Et moi aussi, il fallait que je rentrasse, avant d'avoir goûté à ces plaisirs de l'hiver, desquels les chrysanthèmes m'avaient semblé être l'enveloppe éclatante. Ces plaisirs n'étaient pas venus et cependant Mme Swann n'avait pas l'air d'attendre encore quelque chose. Elle laissait les domestiques emporter le thé comme elle aurait annoncé: «On ferme!» Et elle finissait par me dire: «Alors, vraiment, vous partez? Hé bien, good bye!» Je sentais que j'aurais pu rester sans rencontrer ces plaisirs inconnus et que ma tristesse n'était pas seule à m'avoir privé d'eux. Ne se trouvaient-ils donc pas situés sur cette route battue des heures, qui mènent toujours si vite à l'instant du départ, mais plutôt sur quelque chemin de traverse inconnu de moi et par où il eût fallu bifurquer? Du moins le but de ma visite était atteint, Gilberte saurait que j'étais venu chez ses parents quand elle n'était pas là, et que j'y avais, comme n'avait cessé de le répéter Mme Cottard, «fait d'emblée, de prime-abord, la conquête de Mme Verdurin, laquelle ajoutait la femme du docteur, qui ne l'avait jamais vue faire «autant de frais». «Il faut, avait-elle dit, que vous ayez ensemble des atomes crochus.» Elle saurait que j'avais parlé d'elle comme je devais le faire, avec tendresse, mais que je n'avais pas cette incapacité de vivre sans que nous nous vissions que je croyais à la base de l'ennui qu'elle avait éprouvé ces derniers temps auprès de moi. J'avais dit à Mme Swann que je ne pouvais plus me trouver avec Gilberte. Je l'avais dit comme si j'avais décidé pour toujours de ne plus la voir.

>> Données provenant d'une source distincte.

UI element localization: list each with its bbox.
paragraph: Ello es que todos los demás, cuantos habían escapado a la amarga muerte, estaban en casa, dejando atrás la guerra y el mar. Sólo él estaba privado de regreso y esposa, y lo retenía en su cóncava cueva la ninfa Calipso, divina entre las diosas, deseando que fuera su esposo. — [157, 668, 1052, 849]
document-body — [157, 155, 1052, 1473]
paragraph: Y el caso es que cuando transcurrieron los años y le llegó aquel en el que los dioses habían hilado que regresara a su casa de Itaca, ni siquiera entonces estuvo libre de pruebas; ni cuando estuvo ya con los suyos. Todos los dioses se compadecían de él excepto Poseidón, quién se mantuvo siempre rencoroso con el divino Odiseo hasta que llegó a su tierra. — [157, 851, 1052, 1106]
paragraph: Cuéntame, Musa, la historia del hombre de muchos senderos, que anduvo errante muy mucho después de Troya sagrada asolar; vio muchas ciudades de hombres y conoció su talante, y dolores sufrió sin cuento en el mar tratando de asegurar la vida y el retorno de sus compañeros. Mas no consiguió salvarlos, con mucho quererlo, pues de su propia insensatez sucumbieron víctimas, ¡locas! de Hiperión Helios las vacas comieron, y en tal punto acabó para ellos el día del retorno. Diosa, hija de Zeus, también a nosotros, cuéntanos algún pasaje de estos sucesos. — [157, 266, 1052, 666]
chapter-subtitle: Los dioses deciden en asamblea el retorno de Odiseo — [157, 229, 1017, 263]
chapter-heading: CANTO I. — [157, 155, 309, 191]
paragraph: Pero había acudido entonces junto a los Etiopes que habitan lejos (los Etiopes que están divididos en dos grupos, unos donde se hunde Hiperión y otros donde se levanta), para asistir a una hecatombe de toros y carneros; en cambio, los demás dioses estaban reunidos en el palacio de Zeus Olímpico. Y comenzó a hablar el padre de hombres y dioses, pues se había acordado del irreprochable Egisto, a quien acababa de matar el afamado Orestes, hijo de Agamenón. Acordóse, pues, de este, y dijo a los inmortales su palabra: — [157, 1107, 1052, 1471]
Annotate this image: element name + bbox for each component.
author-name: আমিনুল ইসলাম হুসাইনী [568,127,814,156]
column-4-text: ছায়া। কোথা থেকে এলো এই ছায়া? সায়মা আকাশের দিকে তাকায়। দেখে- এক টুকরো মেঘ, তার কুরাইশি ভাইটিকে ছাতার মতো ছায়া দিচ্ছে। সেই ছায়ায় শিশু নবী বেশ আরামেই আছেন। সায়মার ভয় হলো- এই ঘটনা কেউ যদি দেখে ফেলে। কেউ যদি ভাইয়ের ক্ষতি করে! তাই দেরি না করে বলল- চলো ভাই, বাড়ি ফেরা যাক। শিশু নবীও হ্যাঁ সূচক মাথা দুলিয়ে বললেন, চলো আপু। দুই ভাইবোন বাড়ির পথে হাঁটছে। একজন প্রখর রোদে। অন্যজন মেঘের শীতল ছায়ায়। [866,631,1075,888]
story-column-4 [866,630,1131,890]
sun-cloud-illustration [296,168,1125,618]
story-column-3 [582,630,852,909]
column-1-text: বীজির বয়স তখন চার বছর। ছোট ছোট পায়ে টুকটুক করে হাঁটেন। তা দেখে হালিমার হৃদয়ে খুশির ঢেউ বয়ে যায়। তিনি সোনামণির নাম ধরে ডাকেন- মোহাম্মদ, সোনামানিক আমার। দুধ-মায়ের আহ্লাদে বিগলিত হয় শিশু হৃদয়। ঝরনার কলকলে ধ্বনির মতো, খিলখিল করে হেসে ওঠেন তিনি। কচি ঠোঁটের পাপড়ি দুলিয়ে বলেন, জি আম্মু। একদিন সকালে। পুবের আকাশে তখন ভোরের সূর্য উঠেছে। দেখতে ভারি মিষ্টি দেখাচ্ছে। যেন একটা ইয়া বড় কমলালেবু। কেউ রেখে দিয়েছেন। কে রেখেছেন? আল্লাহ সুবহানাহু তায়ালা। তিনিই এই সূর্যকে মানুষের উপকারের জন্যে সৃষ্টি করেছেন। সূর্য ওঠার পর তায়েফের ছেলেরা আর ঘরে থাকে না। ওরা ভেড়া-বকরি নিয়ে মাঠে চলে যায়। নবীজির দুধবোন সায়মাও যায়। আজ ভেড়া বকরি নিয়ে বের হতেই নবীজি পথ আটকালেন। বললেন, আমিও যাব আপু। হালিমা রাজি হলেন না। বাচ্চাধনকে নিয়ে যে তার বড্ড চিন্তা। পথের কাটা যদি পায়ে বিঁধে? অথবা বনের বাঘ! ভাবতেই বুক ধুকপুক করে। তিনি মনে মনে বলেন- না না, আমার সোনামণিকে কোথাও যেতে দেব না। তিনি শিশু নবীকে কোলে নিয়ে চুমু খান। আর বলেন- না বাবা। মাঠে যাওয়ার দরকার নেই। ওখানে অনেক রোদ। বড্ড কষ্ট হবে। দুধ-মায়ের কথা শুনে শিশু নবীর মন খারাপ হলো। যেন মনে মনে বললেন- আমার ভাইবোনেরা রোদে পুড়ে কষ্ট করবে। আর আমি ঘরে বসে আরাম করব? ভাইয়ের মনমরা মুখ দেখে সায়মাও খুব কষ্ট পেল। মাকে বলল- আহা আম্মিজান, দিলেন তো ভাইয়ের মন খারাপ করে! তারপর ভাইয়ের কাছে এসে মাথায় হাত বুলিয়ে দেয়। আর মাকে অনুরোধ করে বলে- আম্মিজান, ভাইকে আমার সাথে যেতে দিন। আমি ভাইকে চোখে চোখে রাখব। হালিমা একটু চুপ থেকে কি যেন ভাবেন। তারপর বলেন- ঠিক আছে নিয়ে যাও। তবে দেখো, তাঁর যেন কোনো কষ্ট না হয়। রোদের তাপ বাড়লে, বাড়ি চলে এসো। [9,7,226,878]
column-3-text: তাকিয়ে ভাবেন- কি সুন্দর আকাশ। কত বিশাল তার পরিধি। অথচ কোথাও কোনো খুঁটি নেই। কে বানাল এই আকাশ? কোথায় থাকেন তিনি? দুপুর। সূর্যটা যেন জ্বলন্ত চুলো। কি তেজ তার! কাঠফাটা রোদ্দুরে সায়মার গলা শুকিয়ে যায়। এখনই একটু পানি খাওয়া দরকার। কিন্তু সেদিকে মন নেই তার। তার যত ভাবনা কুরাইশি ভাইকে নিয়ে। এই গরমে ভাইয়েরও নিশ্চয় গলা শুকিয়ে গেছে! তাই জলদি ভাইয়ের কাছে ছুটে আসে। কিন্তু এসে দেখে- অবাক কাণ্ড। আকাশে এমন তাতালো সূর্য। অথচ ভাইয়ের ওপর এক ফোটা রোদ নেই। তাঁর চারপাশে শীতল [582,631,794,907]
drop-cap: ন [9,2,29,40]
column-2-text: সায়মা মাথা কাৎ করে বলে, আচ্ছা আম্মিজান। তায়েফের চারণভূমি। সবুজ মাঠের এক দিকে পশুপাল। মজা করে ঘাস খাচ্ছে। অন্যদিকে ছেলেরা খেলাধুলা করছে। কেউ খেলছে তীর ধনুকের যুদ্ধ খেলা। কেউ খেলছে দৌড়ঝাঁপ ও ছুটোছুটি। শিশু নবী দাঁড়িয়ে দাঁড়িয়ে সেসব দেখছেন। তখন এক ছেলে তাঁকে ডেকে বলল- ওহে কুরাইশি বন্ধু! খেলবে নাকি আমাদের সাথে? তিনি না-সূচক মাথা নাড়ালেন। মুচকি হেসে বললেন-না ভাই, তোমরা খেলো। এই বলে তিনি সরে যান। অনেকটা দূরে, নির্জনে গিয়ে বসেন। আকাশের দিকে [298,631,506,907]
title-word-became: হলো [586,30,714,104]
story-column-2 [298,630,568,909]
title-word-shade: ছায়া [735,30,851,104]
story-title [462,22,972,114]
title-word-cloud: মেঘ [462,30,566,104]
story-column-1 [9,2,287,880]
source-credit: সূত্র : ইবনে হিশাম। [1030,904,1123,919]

Et la lettre que j'allais envoyer à Gilberte serait conçue dans le même sens. Seulement à moi-même, pour me donner courage je ne me proposais qu'un suprême et court effort de peu de jours. Je me disais: «C'est le dernier rendez-vous d'elle que je refuse, j'accepterai le prochain.» Pour me rendre la séparation moins difficile à réaliser, je ne me la présentais pas comme définitive. Mais je sentais bien qu'elle le serait.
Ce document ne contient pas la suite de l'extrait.